Ben Leftwich | June 16, 2016

Setting ​paid search strategy for creative campaigns

There have been internet tomes dedicated to how to configure paid search, or pay-per-click (PPC), campaigns for everything from eCommerce, to the B2B sales funnel, to mobile app installs, but few on how to use PPC to support a creative campaign launch.

Creative campaigns differ from typical PPC campaigns because the copy and keywords become more important to support the overall campaign. At the same time, it’s crucial to balance PPC best practice and not lose the performance of an account simply because the ad copy doesn’t drive conversions at the same rate of previous ads.

I’m going to be brutally honest up front now: if you have a PPC account that you’ve been testing, optimising, and changing using a planned approach for a long time, creative campaigns could completely screw with your account performance. The campaign ‘big idea’ may not fit nicely in a 25 character headline limit, and even if it does, it may not contain any of the keywords you know are the top performers.

Even if the campaign big idea does work with all the restrictions around PPC ad copy and keywords, how do you make sure it’s relevant to the searchers and not a waste of their time and your money if they click?

There’s, of course, endless debate on how you could handle this scenario, but here’re three approaches that you may want to consider when you launch your next creative campaign.

Approach 1: Modify Ad Copy for Brand Keywords

Your brand keywords are more than likely the highest performing keywords in your PPC account, and obviously, most closely associated with your brand so you want to use this technique with care. As its simplest, you’ll want to add new ad variations to your brand campaigns that incorporate your campaign core messaging.

This approach will likely get your new creative platform a good amount of visibility, but it might also crash the click-through rates (CTRs) on your ads if not handled with care. As a result, depending on your budget and ad volume, watch this approach with care. You may only want to run these ads for a short period to get more campaign visibility and then go back to your usual brand ads fairly quickly.

If you’re lucky though searchers will have seen your campaign offline or somewhere else online and be more ready to click on these brand ads because of their connection to the campaign. That’s the benefit a strong campaign platform can have on PPC.

Approach 2: Separate PPC Campaigns with Campaign Focused Keywords

This approach works best when you’ve developed a unique phrase or word for your creative platform. Think Sprint’s ‘Framily Plan’ or ‘Where’s the Beef?’, a word or phrase so interesting that people can’t help but search for it to find it what it’s all about.

What’s great about made-up words or phrases in creative campaigns is they not only drive search online which can then be associated with a specific brand, but also get stuck in people’s heads, which is what every advertiser is trying to accomplish.

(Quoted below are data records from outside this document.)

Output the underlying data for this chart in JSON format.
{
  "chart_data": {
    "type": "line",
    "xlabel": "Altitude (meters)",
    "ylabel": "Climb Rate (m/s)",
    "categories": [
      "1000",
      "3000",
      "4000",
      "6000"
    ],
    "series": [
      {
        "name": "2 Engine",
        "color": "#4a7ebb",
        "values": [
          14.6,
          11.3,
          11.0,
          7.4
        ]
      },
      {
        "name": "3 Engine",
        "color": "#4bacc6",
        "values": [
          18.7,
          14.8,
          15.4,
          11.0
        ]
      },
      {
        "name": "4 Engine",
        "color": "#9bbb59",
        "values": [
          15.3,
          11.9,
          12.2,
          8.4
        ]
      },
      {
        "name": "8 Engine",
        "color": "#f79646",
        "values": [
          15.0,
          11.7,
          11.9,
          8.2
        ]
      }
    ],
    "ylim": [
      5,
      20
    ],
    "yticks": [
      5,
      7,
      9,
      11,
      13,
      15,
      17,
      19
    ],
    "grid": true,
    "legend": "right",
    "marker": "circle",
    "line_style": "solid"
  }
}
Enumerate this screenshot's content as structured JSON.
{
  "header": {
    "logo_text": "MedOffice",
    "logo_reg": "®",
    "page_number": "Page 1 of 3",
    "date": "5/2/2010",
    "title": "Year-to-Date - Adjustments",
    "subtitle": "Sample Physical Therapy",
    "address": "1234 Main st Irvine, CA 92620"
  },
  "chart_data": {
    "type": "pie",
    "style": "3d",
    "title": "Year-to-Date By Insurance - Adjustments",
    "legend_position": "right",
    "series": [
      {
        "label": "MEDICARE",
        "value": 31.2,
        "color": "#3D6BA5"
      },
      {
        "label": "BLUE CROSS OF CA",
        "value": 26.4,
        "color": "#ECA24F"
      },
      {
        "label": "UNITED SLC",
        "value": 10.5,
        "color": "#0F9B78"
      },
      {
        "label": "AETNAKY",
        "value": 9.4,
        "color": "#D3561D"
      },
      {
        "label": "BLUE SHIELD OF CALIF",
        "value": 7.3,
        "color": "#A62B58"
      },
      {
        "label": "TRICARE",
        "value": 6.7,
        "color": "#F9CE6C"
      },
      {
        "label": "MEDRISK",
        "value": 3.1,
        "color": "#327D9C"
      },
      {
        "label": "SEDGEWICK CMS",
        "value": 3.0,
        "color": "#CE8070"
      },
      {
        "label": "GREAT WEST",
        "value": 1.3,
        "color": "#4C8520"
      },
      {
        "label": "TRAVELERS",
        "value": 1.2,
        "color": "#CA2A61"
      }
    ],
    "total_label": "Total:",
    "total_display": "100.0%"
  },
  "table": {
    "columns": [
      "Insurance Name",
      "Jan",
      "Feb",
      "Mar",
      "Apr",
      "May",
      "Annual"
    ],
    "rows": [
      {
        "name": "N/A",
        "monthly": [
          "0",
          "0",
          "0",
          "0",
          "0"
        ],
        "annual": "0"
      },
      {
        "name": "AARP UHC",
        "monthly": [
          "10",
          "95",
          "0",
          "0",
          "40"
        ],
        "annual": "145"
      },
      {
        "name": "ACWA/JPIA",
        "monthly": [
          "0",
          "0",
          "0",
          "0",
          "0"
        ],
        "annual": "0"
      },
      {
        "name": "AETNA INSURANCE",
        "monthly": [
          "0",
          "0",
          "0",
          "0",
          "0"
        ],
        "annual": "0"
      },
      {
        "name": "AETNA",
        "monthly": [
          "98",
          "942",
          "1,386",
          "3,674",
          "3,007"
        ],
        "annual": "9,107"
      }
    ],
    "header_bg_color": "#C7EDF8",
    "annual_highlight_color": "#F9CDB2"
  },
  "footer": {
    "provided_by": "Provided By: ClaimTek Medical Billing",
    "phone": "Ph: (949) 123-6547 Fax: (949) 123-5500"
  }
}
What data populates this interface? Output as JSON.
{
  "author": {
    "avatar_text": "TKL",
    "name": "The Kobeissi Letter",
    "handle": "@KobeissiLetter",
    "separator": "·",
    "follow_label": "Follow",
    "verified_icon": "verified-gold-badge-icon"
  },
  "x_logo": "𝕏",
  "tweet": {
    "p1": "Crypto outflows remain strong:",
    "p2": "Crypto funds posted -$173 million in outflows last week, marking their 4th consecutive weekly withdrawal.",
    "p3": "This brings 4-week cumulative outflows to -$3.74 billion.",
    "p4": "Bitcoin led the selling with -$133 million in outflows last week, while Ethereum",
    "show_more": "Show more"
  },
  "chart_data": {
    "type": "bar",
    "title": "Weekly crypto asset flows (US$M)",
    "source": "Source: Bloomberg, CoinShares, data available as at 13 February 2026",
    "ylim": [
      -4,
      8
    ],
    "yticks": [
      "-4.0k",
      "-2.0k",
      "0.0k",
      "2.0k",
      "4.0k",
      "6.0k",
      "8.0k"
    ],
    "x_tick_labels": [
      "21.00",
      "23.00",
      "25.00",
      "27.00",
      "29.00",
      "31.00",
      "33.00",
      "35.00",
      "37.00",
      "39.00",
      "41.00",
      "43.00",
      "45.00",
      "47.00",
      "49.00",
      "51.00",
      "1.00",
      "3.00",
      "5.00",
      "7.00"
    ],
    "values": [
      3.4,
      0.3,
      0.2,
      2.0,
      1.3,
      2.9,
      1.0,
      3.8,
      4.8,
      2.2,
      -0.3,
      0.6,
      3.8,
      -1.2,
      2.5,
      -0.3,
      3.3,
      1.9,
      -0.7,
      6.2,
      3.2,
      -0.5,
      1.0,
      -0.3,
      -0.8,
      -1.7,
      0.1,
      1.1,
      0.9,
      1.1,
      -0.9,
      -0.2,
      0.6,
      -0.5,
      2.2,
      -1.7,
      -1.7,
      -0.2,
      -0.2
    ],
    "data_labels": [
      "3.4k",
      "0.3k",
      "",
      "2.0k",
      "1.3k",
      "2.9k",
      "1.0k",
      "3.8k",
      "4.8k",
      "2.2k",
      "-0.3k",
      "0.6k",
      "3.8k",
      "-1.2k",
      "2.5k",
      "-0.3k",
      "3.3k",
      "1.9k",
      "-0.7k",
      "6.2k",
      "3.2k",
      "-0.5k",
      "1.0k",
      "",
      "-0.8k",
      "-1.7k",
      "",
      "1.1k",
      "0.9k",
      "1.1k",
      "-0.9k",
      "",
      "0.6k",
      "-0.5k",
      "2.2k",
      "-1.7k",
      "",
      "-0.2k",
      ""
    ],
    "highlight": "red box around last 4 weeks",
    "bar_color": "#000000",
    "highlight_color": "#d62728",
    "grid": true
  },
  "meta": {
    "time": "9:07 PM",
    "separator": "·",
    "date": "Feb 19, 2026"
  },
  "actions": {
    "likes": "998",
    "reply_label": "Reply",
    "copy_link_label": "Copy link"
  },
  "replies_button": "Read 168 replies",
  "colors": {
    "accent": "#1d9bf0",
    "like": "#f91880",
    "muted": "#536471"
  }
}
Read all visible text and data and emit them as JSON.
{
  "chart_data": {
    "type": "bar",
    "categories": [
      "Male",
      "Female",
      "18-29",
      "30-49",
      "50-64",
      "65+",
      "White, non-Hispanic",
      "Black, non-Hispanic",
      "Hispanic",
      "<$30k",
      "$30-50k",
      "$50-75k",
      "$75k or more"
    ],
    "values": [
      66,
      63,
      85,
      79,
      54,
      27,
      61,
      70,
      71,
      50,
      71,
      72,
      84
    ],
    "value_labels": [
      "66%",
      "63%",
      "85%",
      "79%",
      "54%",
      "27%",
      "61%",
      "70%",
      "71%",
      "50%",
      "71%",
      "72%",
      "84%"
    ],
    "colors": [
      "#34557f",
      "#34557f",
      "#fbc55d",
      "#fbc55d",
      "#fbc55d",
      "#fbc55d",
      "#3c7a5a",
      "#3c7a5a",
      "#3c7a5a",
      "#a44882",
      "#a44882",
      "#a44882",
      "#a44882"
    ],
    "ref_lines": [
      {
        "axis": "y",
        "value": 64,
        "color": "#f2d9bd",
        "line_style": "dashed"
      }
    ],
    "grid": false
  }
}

Here’s the risk though for PPC advertisers: people simply click on your ads to find out what the hell you’re talking about, and don’t actually buy anything. Again, why it’s important to always watch your PPC campaigns closely and make sure you’ve assigned a given budget and KPIs for your campaigns before they launch.

Approach 3: Use Paid Search to Accentuate the Campaign Creative

This last approach is tricky to understand and even trickier to do successfully. Basically, you have to hope and pray that the campaign creative you are developing lends itself to being supported by clever PPC techniques.

Snickers is likely the best recent example of this approach. In short, Snickers bid on misspelled keywords and wrote ad copy that said: it’s hard to spell correctly when you’re hungry. This approach was an elegant way to support their ‘You’re not you when you’re hungry’ campaign, not only reminding the searcher of the creative campaign, but getting their attention, and spending a limited amount of money in the process by bidding on misspelled keywords.

There’s no hard and fast rules for how to structure PPC campaigns given this approach as it’s completely driven by the campaign big idea, but if you are able to work closely with the creative team to figure out a way to use PPC to drive home the core concept of a campaign all the better.

Summing up

There’s no question that more approaches exist to help support a creative campaign launch with PPC, but these are three big techniques that will help most marketers.

A tension will always exist between data-driven marketers and creative-driven marketers, the key is to find out where the two can intersect with smart PPC techniques, ad copy, and keywords to help drive bottom-line revenue.

At the end of the day, the most clever PPC approach or most awe-inspiring campaign creative doesn’t mean much if it doesn’t move the business forward.